I love watching you close doors or pick up shoes after I’ve asked you to—a grin always spreading across your face like sweet jam. You spend time drawing now, or looking at books. You bring piles to anyone who will comply: climbing into their lap, saying “buh! buh!” And you’ve started to build with me—block towers ten or twelve blocks high. Of course, you’re favorite part is still knocking them down—but I’m excited that we’re on the cusp of this new kind of play. Construction.

This month you’ve become obsessed with walking in my shoes—literally. I guess it shouldn’t surprise me that you can walk in them with such ease—you’ve already shown us a thousand times your natural sense of balance and coordination. I’ve stopped worrying you’ll fall and break your neck every single time you slip into a pair of my shoes—and instead have taken to wishing I could freeze you like this forever: goofy, and adorable, and still so small.

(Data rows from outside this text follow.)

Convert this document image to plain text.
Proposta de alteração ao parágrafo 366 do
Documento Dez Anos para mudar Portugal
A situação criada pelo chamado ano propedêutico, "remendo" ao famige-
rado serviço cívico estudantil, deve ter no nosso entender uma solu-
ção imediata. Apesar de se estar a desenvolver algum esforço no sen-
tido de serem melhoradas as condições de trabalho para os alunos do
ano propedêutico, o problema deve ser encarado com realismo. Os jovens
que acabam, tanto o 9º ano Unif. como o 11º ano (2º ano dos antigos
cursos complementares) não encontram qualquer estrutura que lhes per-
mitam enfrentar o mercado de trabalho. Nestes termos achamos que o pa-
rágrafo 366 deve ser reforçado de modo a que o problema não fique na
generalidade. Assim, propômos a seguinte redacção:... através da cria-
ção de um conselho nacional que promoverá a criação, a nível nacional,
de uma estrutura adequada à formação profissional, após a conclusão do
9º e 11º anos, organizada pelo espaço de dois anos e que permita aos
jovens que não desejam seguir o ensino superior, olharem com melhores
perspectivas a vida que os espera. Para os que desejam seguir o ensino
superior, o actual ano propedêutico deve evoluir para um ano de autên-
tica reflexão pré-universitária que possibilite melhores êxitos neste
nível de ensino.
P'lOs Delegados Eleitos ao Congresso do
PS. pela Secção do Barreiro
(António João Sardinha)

Other things you are obsessed with: stuffing toilet paper down behind me while I’m sitting on the loo. Eating peanut butter and jelly tortilla roll-ups. Climbing up onto the picture window sill. Riding on my shoulders. Visiting the neighbor’s sheep. And playing guitar with Daddy.

Driving home after work today I was thinking about how much I look forward to seeing you at the end of the day. How delighted I am to come in and find you and scoop you up. I love your gutsy little laugh as I tickle your tummy. The way you wrap your arms around my neck. And even the way you blatantly ignore me now, when you’re in the middle of a project.

Like always since you came into our lives, each month seems to go too fast. Yet, like always, the lesson you teach me again and again is to slow down, be present, and enjoy the pure intensity of every moment.